"Caramel", film doux-amer sur des femmes beyrouthines Ca ne se mange pas, même si la lumière dorée des images laisse imaginer l'odeur douce que dégage la cuisson du sucre et du jus de citron. Ce caramel est l'instrument d'une nécessaire souffrance, il sert de produit dépilatoire dans un salon de beauté, à Beyrouth.
Pour son premier film, la jeune (34 ans) cinéaste libanaise Nadine Labaki a donc trouvé un refuge qui a déjà servi à George Cukor (Femmes, 1939) et à Tonie Marshall (Vénus Beauté, 1999). Mais dans cette ville-là, ce pays-là, les clientes du salon de Jayale - la réalisatrice tient ce rôle central - ont encore plus besoin d'un havre de paix que les mondaines new-yorkaises ou les Parisiennes.

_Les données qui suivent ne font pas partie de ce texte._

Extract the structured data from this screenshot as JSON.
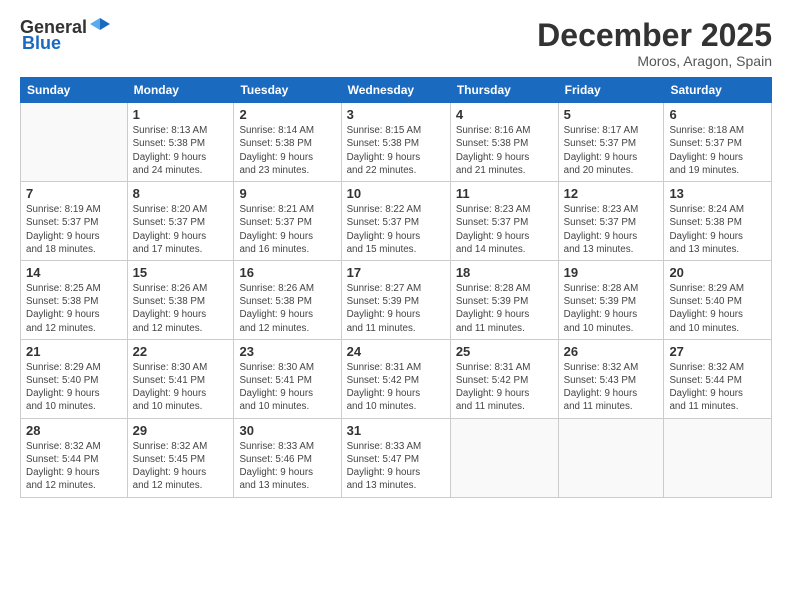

Même si la guerre passée (le film a été tourné début 2006, avant l'intervention et les bombardements israéliens) est tenue à l'écart du récit - il n'y est même pas fait allusion -, le poids de ce qu'il est convenu d'appeler la tradition est omniprésent dans la vie des femmes, préjugés chrétiens ou préceptes de l'islam se rejoignent pour les maintenir dans la servitude. Tout le film est propulsé par cette contradiction entre la douceur des moments et la douleur de la vie, déclinée cinq fois en autant de destins de femmes. Jayale, femme libre, de confession chrétienne, patronne de sa propre affaire, habite quand même chez ses parents et vit dans la soumission une liaison sans issue avec un homme marié ; son employée, Nisrine, musulmane, est fiancée à un garçon qu'elle aime, mais elle n'est plus vierge ; Rima, la shampouineuse ne peut vivre son homosexualité ; Jamale, cliente quinquagénaire, tente de relancer sa carrière d'actrice après son divorce ; Rose, la voisine couturière, a dix ans de plus et a passé sa vie à s'occuper d'une soeur aînée qu'une mystérieuse histoire d'amour a laissée folle.
ELÉGANCE SENSUELLECet entrecroisement de destins est un procédé convenu, et cette convention menace parfois la vivacité de Caramel. Le scénario dose avec un peu trop d'habileté séquences comiques et tragiques, moments de désespoir solitaire et explosions de joie conviviales. Ces péchés restent véniels au regard de l'élégance sensuelle de la mise en scène. Servi par une belle lumière (Yves Sehnaoui), qui célèbre aussi bien la beauté des actrices qu'elle prend en compte la misère qui menace partout la splendeur beyroutine, bercé par une musique élégamment sentimentale (de Khaled Mouzanar), Caramel trouve un rythme singulier qui mêle intimement la vivacité à la pesanteur du temps qui passe.
Les trajectoires des cinq femmes se déploient avec une grâce un peu languide, et dans les intervalles qui séparent les quelques morceaux de bravoure comique (Jayale préparant la chambre d'hôtel miteuse qui doit abriter ses amours), s'insinuent le désespoir et la frustration qui font ombrage à ces vies.
Pour ces cinq rôles, Nadine Labaki a choisi des femmes qui n'étaient pas actrices. Ou qui ne savaient pas qu'elles étaient actrices. Car il n'y a rien de naturaliste dans leur façon de jouer, excessive, démonstrative et séduisante. C'est aussi ce quintet qui fait de Caramel un moment à part.